Ainsi, dès l’âge de 15 ans une fille sur trois a déjà au moins un enfant ou est enceinte pour la première fois. Plus des trois quarts d’entre elles recourent à l’avortement, bien souvent clandestin qui se termine, selon les experts, “pour 60 pour cent d’entre eux par des complications très sérieuses”.

Or selon les autorités ivoiriennes, seulement 29 pour cent des filles et 42 pour cent des garçons utilisent systématiquement des préservatifs lors de rapports sexuels; 32 pour cent des jeunes filles disent vouloir utiliser des capotes avec leur partenaire.

L’objectif de la campagne qui sera lancée en juin en Côte d’Ivoire vise dès lors à faire accepter le port du préservatif à cette classe d’âge, comme un moyen de prévenir les grossesses mais aussi la propagation des infections sexuellement transmissibles (IST) et de la première d’entre elles, le VIH.

Les messages qui seront diffusés par voie de presse, d’affichage ou d’émission radiodiffusées visent à ce qu’au moins la moitié des garçons de moins de 25 ans et plus d’un tiers des filles utilisent des préservatifs à chaque rapport sexuel, selon les promoteurs de la campagne qui souhaitent s’attaquer aux préjugés véhiculés par les jeunes sur les préservatifs.

“Les préjugés sur le préservatif sont encore tenaces”, a dit à PlusNews Koudaogo Ouédraogo, le coordonnateur régional du projet pour le Fnuap basé à Dakar.

Au Mali, où se déroule une campagne similaire, un tiers des jeunes ne croit pas à l’existence du sida, a-til dit, ajoutant que d’une manière générale, les indicateurs sur la santé sexuelle sont moroses en Côte d’Ivoire, au Mali et au Niger, le troisième pays à bénéficier de ce programme.

“Au Niger, la précocité des rapports sexuels se double du problème du mariage forcé. Les conséquences sont dramatiques : les jeunes filles contractent des troubles de l’appareil reproducteur et sont exclues de la société”, a-t-il expliqué.

C’est en 2003 que ce projet régional appelé «Promotion de la santé sexuelle et de la reproduction et prévention des IST/VIH/SIDA parmi les adolescents et les jeunes” a pu démarrer, grâce à l’appui du Fnuap et de la coopération belge.
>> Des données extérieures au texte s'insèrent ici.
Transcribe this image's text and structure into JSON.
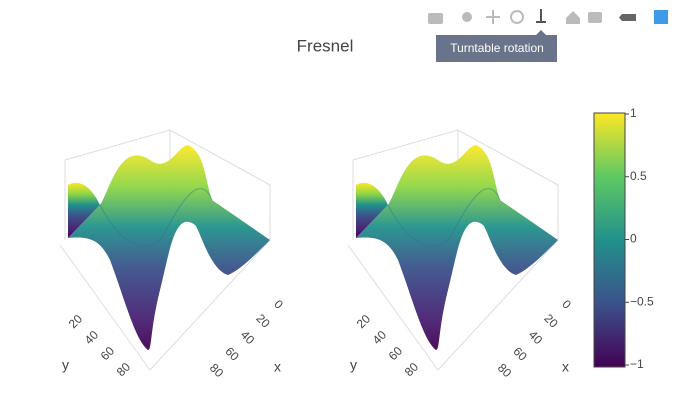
{
  "toolbar": {
    "tooltip": "Turntable rotation"
  },
  "chart_data": {
    "type": "surface",
    "title": "Fresnel",
    "colorscale": "viridis",
    "zlim": [
      -1,
      1
    ],
    "zticks": [
      1,
      0.5,
      0,
      {
        "value": -0.5,
        "label": "−0.5"
      },
      {
        "value": -1,
        "label": "−1"
      }
    ],
    "scenes": [
      {
        "xaxis_title": "x",
        "yaxis_title": "y",
        "xticks": [
          0,
          20,
          40,
          60,
          80
        ],
        "yticks": [
          20,
          40,
          60,
          80
        ]
      },
      {
        "xaxis_title": "x",
        "yaxis_title": "y",
        "xticks": [
          0,
          20,
          40,
          60,
          80
        ],
        "yticks": [
          20,
          40,
          60,
          80
        ]
      }
    ]
  }
}
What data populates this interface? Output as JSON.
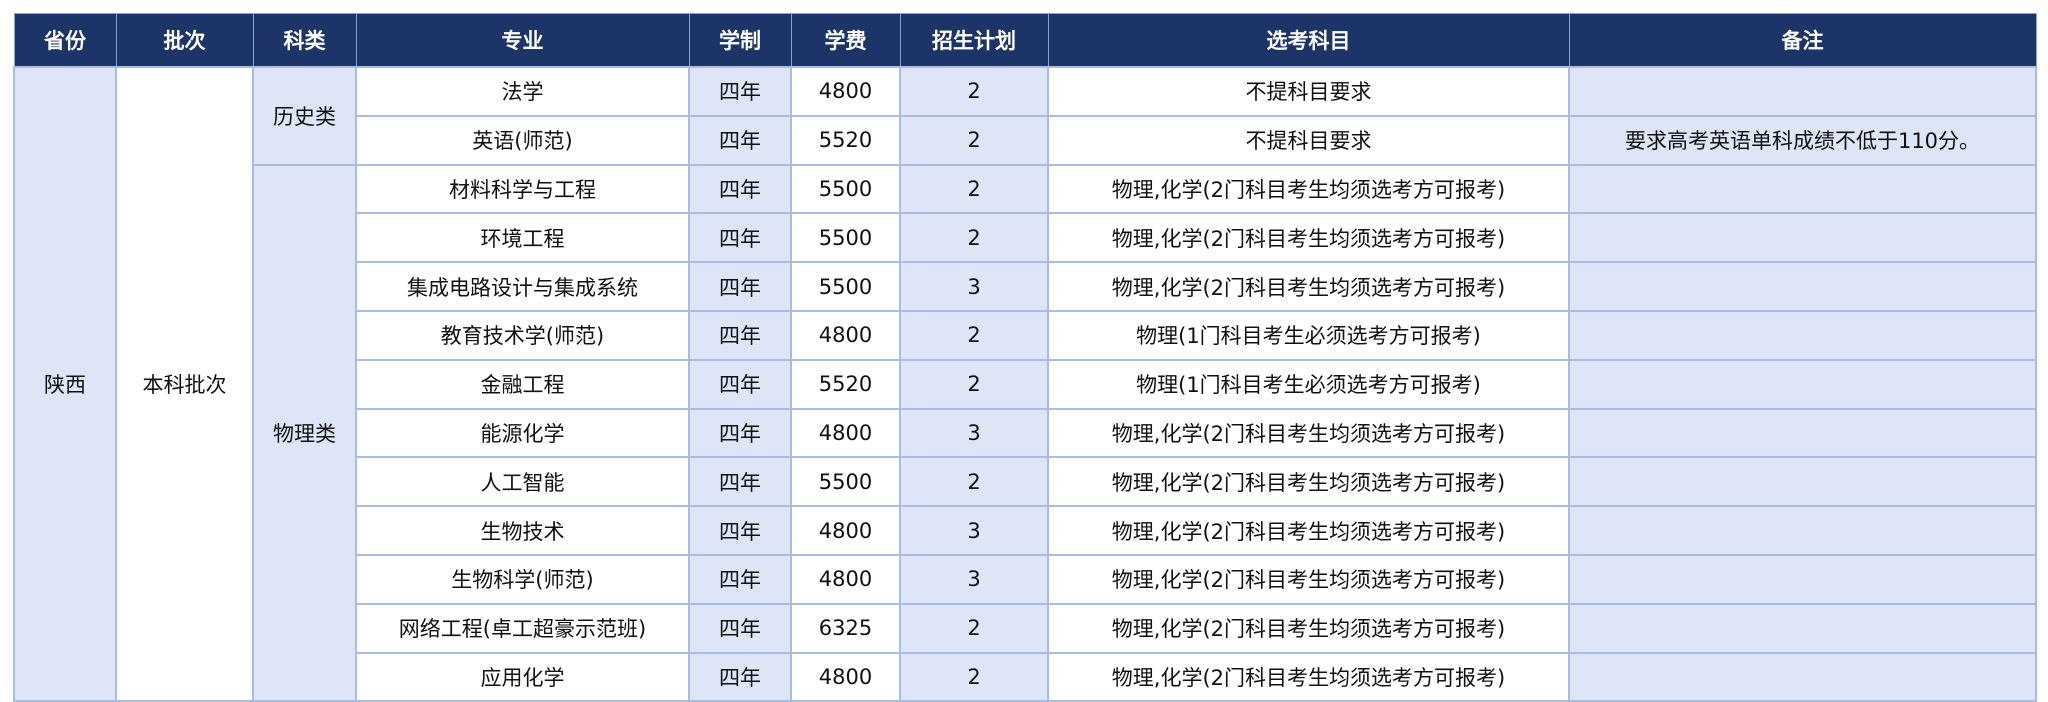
{
  "headers": [
    "省份",
    "批次",
    "科类",
    "专业",
    "学制",
    "学费",
    "招生计划",
    "选考科目",
    "备注"
  ],
  "province": "陕西",
  "batch": "本科批次",
  "categories": [
    "历史类",
    "物理类"
  ],
  "rows": [
    {
      "major": "法学",
      "duration": "四年",
      "fee": "4800",
      "plan": "2",
      "subjects": "不提科目要求",
      "note": ""
    },
    {
      "major": "英语(师范)",
      "duration": "四年",
      "fee": "5520",
      "plan": "2",
      "subjects": "不提科目要求",
      "note": "要求高考英语单科成绩不低于110分。"
    },
    {
      "major": "材料科学与工程",
      "duration": "四年",
      "fee": "5500",
      "plan": "2",
      "subjects": "物理,化学(2门科目考生均须选考方可报考)",
      "note": ""
    },
    {
      "major": "环境工程",
      "duration": "四年",
      "fee": "5500",
      "plan": "2",
      "subjects": "物理,化学(2门科目考生均须选考方可报考)",
      "note": ""
    },
    {
      "major": "集成电路设计与集成系统",
      "duration": "四年",
      "fee": "5500",
      "plan": "3",
      "subjects": "物理,化学(2门科目考生均须选考方可报考)",
      "note": ""
    },
    {
      "major": "教育技术学(师范)",
      "duration": "四年",
      "fee": "4800",
      "plan": "2",
      "subjects": "物理(1门科目考生必须选考方可报考)",
      "note": ""
    },
    {
      "major": "金融工程",
      "duration": "四年",
      "fee": "5520",
      "plan": "2",
      "subjects": "物理(1门科目考生必须选考方可报考)",
      "note": ""
    },
    {
      "major": "能源化学",
      "duration": "四年",
      "fee": "4800",
      "plan": "3",
      "subjects": "物理,化学(2门科目考生均须选考方可报考)",
      "note": ""
    },
    {
      "major": "人工智能",
      "duration": "四年",
      "fee": "5500",
      "plan": "2",
      "subjects": "物理,化学(2门科目考生均须选考方可报考)",
      "note": ""
    },
    {
      "major": "生物技术",
      "duration": "四年",
      "fee": "4800",
      "plan": "3",
      "subjects": "物理,化学(2门科目考生均须选考方可报考)",
      "note": ""
    },
    {
      "major": "生物科学(师范)",
      "duration": "四年",
      "fee": "4800",
      "plan": "3",
      "subjects": "物理,化学(2门科目考生均须选考方可报考)",
      "note": ""
    },
    {
      "major": "网络工程(卓工超豪示范班)",
      "duration": "四年",
      "fee": "6325",
      "plan": "2",
      "subjects": "物理,化学(2门科目考生均须选考方可报考)",
      "note": ""
    },
    {
      "major": "应用化学",
      "duration": "四年",
      "fee": "4800",
      "plan": "2",
      "subjects": "物理,化学(2门科目考生均须选考方可报考)",
      "note": ""
    }
  ]
}
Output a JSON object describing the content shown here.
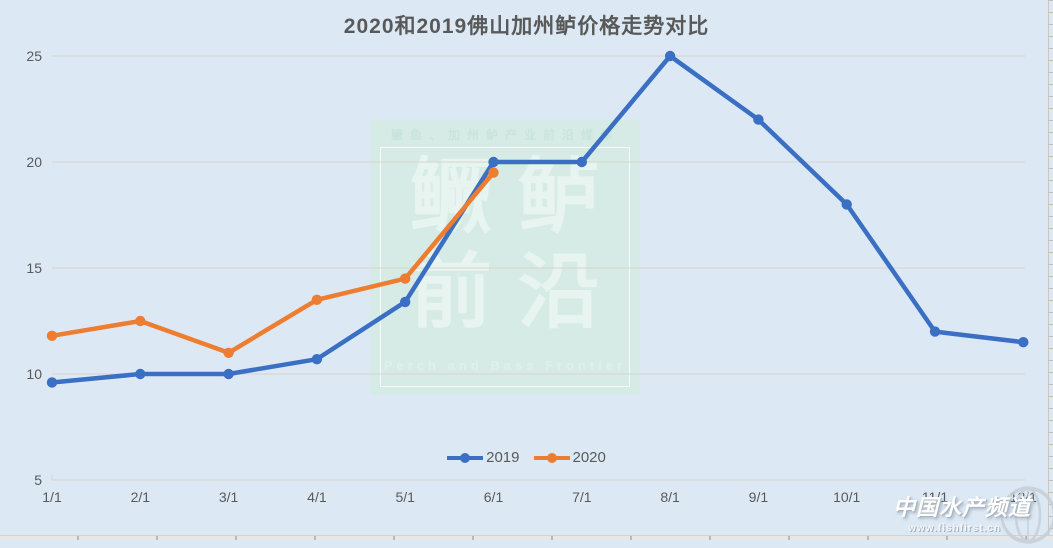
{
  "title": "2020和2019佛山加州鲈价格走势对比",
  "chart_data": {
    "type": "line",
    "title": "2020和2019佛山加州鲈价格走势对比",
    "categories": [
      "1/1",
      "2/1",
      "3/1",
      "4/1",
      "5/1",
      "6/1",
      "7/1",
      "8/1",
      "9/1",
      "10/1",
      "11/1",
      "12/1"
    ],
    "series": [
      {
        "name": "2019",
        "color": "#3a6fc4",
        "values": [
          9.6,
          10,
          10,
          10.7,
          13.4,
          20,
          20,
          25,
          22,
          18,
          12,
          11.5
        ]
      },
      {
        "name": "2020",
        "color": "#ed7d31",
        "values": [
          11.8,
          12.5,
          11,
          13.5,
          14.5,
          19.5
        ]
      }
    ],
    "xlabel": "",
    "ylabel": "",
    "ylim": [
      5,
      25
    ],
    "y_ticks": [
      5,
      10,
      15,
      20,
      25
    ],
    "grid": true,
    "legend_position": "bottom"
  },
  "watermark": {
    "top_text": "鳜鱼、加州鲈产业前沿媒体",
    "big_line1": "鳜鲈",
    "big_line2": "前沿",
    "bottom_text": "Perch and Bass Frontier"
  },
  "logo": {
    "name": "中国水产频道",
    "url": "www.fishfirst.cn",
    "icon": "globe-icon"
  },
  "colors": {
    "background": "#dce9f5",
    "gridline": "#d7d3ca",
    "text": "#595959",
    "series_2019": "#3a6fc4",
    "series_2020": "#ed7d31",
    "watermark_bg": "#d5eae3",
    "logo_text": "#ffffff"
  }
}
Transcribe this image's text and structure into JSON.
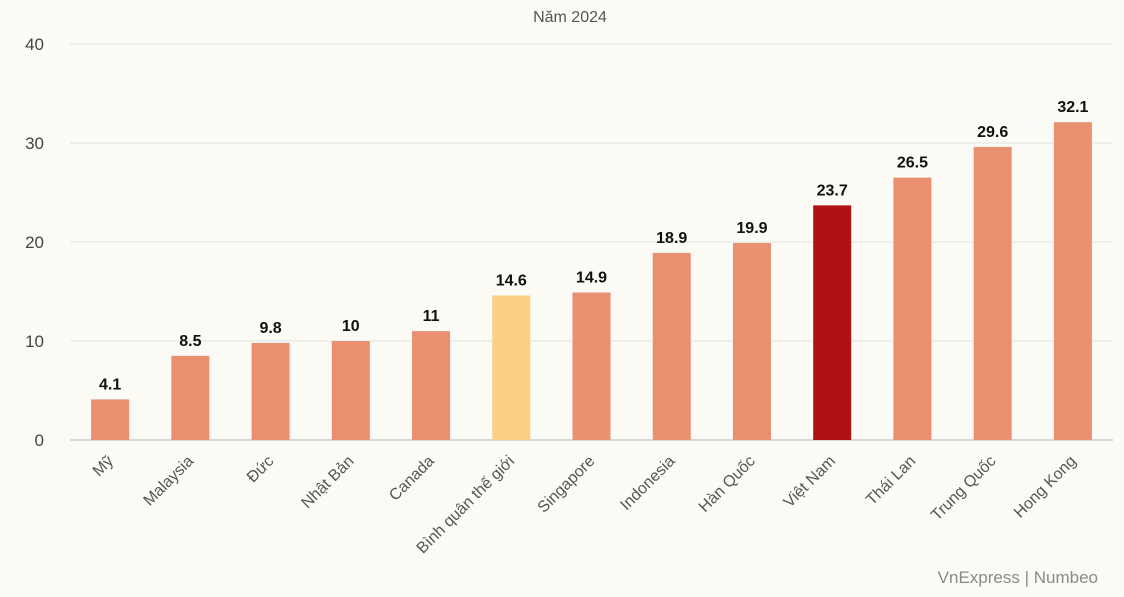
{
  "chart_data": {
    "type": "bar",
    "title": "Năm 2024",
    "categories": [
      "Mỹ",
      "Malaysia",
      "Đức",
      "Nhật Bản",
      "Canada",
      "Bình quân thế giới",
      "Singapore",
      "Indonesia",
      "Hàn Quốc",
      "Việt Nam",
      "Thái Lan",
      "Trung Quốc",
      "Hong Kong"
    ],
    "values": [
      4.1,
      8.5,
      9.8,
      10,
      11,
      14.6,
      14.9,
      18.9,
      19.9,
      23.7,
      26.5,
      29.6,
      32.1
    ],
    "data_labels": [
      "4.1",
      "8.5",
      "9.8",
      "10",
      "11",
      "14.6",
      "14.9",
      "18.9",
      "19.9",
      "23.7",
      "26.5",
      "29.6",
      "32.1"
    ],
    "ylim": [
      0,
      40
    ],
    "yticks": [
      0,
      10,
      20,
      30,
      40
    ],
    "grid": true,
    "xlabel": "",
    "ylabel": "",
    "colors": {
      "default": "#e99070",
      "highlight": "#b01214",
      "average": "#f9d084"
    },
    "bar_colors": [
      "default",
      "default",
      "default",
      "default",
      "default",
      "average",
      "default",
      "default",
      "default",
      "highlight",
      "default",
      "default",
      "default"
    ]
  },
  "source": "VnExpress | Numbeo"
}
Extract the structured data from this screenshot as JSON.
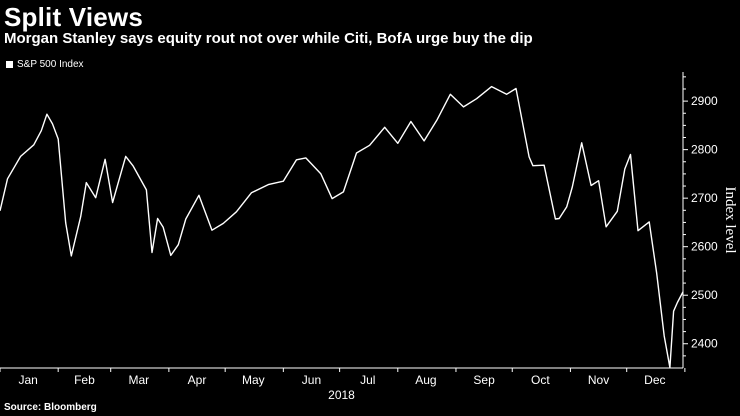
{
  "header": {
    "title": "Split Views",
    "subtitle": "Morgan Stanley says equity rout not over while Citi, BofA urge buy the dip"
  },
  "legend": {
    "label": "S&P 500 Index"
  },
  "footer": {
    "source": "Source: Bloomberg"
  },
  "colors": {
    "background": "#000000",
    "line": "#ffffff",
    "text": "#ffffff"
  },
  "chart_data": {
    "type": "line",
    "title": "Split Views",
    "subtitle": "Morgan Stanley says equity rout not over while Citi, BofA urge buy the dip",
    "xlabel": "2018",
    "ylabel": "Index level",
    "ylim": [
      2350,
      2960
    ],
    "yticks": [
      2400,
      2500,
      2600,
      2700,
      2800,
      2900
    ],
    "xticks": [
      "Jan",
      "Feb",
      "Mar",
      "Apr",
      "May",
      "Jun",
      "Jul",
      "Aug",
      "Sep",
      "Oct",
      "Nov",
      "Dec"
    ],
    "xrange": [
      "2018-01-01",
      "2018-12-31"
    ],
    "legend": "top-left",
    "grid": false,
    "series": [
      {
        "name": "S&P 500 Index",
        "x": [
          "2018-01-01",
          "2018-01-05",
          "2018-01-12",
          "2018-01-19",
          "2018-01-23",
          "2018-01-26",
          "2018-01-29",
          "2018-02-01",
          "2018-02-05",
          "2018-02-08",
          "2018-02-13",
          "2018-02-16",
          "2018-02-21",
          "2018-02-26",
          "2018-03-02",
          "2018-03-09",
          "2018-03-13",
          "2018-03-20",
          "2018-03-23",
          "2018-03-26",
          "2018-03-29",
          "2018-04-02",
          "2018-04-06",
          "2018-04-10",
          "2018-04-17",
          "2018-04-24",
          "2018-04-30",
          "2018-05-07",
          "2018-05-15",
          "2018-05-24",
          "2018-06-01",
          "2018-06-08",
          "2018-06-13",
          "2018-06-21",
          "2018-06-27",
          "2018-07-03",
          "2018-07-10",
          "2018-07-17",
          "2018-07-25",
          "2018-08-01",
          "2018-08-08",
          "2018-08-15",
          "2018-08-22",
          "2018-08-29",
          "2018-09-05",
          "2018-09-12",
          "2018-09-20",
          "2018-09-28",
          "2018-10-03",
          "2018-10-10",
          "2018-10-12",
          "2018-10-18",
          "2018-10-24",
          "2018-10-26",
          "2018-10-30",
          "2018-11-02",
          "2018-11-07",
          "2018-11-12",
          "2018-11-16",
          "2018-11-20",
          "2018-11-26",
          "2018-11-30",
          "2018-12-03",
          "2018-12-07",
          "2018-12-13",
          "2018-12-17",
          "2018-12-21",
          "2018-12-24",
          "2018-12-26",
          "2018-12-28",
          "2018-12-31"
        ],
        "values": [
          2674,
          2740,
          2786,
          2810,
          2839,
          2873,
          2853,
          2822,
          2649,
          2581,
          2662,
          2732,
          2701,
          2780,
          2691,
          2786,
          2766,
          2717,
          2588,
          2658,
          2640,
          2582,
          2604,
          2657,
          2706,
          2634,
          2648,
          2672,
          2711,
          2728,
          2735,
          2779,
          2783,
          2750,
          2699,
          2713,
          2793,
          2809,
          2846,
          2813,
          2858,
          2818,
          2862,
          2914,
          2888,
          2905,
          2930,
          2914,
          2926,
          2785,
          2767,
          2768,
          2657,
          2658,
          2682,
          2723,
          2814,
          2726,
          2736,
          2641,
          2673,
          2760,
          2790,
          2633,
          2651,
          2545,
          2416,
          2351,
          2467,
          2485,
          2507
        ]
      }
    ]
  }
}
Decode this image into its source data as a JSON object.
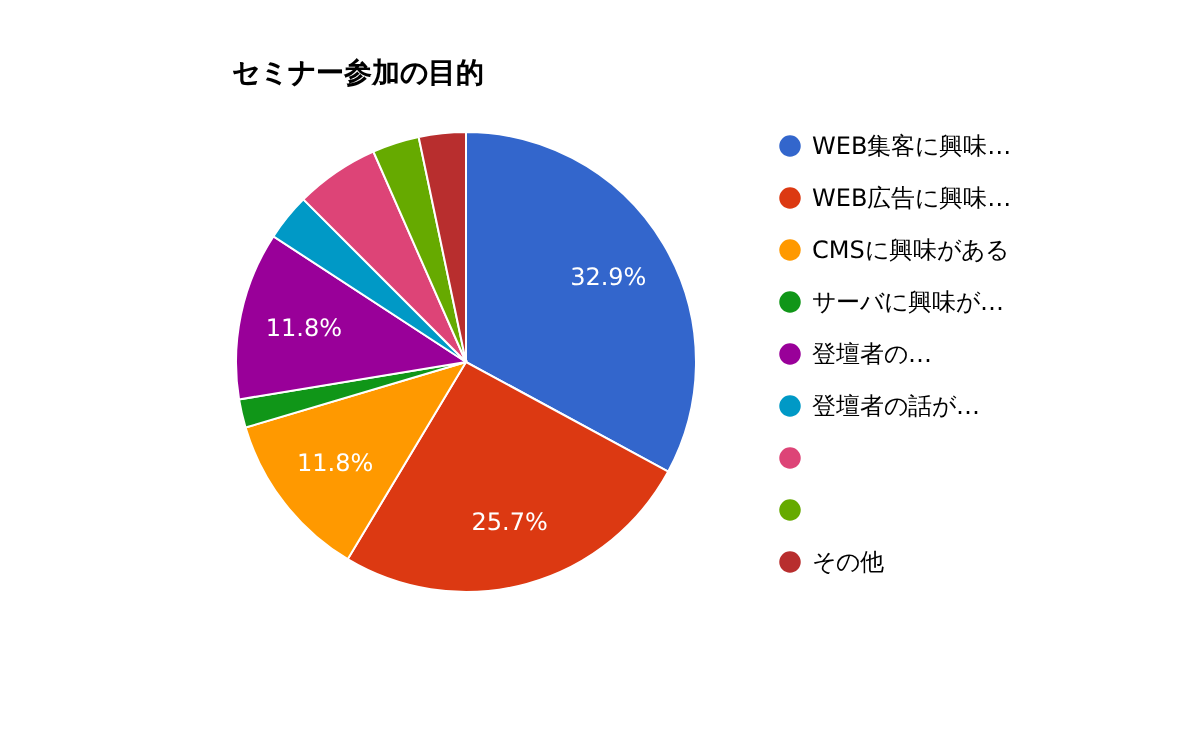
{
  "chart_data": {
    "type": "pie",
    "title": "セミナー参加の目的",
    "categories": [
      "WEB集客に興味…",
      "WEB広告に興味…",
      "CMSに興味がある",
      "サーバに興味が…",
      "登壇者の…",
      "登壇者の話が…",
      null,
      null,
      "その他"
    ],
    "values": [
      32.9,
      25.7,
      11.8,
      2.0,
      11.8,
      3.3,
      5.9,
      3.3,
      3.3
    ],
    "colors": [
      "#3366cc",
      "#dc3912",
      "#ff9900",
      "#109618",
      "#990099",
      "#0099c6",
      "#dd4477",
      "#66aa00",
      "#b82e2e"
    ],
    "value_labels": [
      "32.9%",
      "25.7%",
      "11.8%",
      null,
      "11.8%",
      null,
      null,
      null,
      null
    ],
    "legend": "right"
  }
}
Mais il n’a pu être relancé en Côte d’Ivoire qu’en août 2003, un an après le déclenchement de la guerre civile qui a coupé le pays en deux, le nord aux rebelles, le sud contrôlé par le gouvernement.

“En optant pour une campagne multimédia, nous avons l’ambition de toucher le maximum de jeunes au delà des zones d’intervention du projet, sur l’ensemble du territoire national”, a dit Idrissa Koné, représentant du Fnuap en Côte d’Ivoire.

Le projet se déroulera dans dix villes ivoiriennes, sélectionnées selon leur position géographique, au carrefour de plusieurs voies de communication ou près d’une frontière.

“Nos messages seront diffusés par la télévision, la radio nationale et des radios de proximité. Nous ferons aussi des affiches, comme cela nous sommes sûrs de toucher le maximum de jeunes”, a estimé Koffi, le directeur national du projet.

Cette campagne est la troisième du genre à être menée en Côte d’Ivoire sur les thèmes de la santé sexuelle et des changements de comportements. La première, “Amour sans risque, c’est plus”, a eu lieu en 2001, suivie en 2002 du célèbre “T’es yêrê (t’es au courant en nouchi, le patois de la rue), t’es cool”.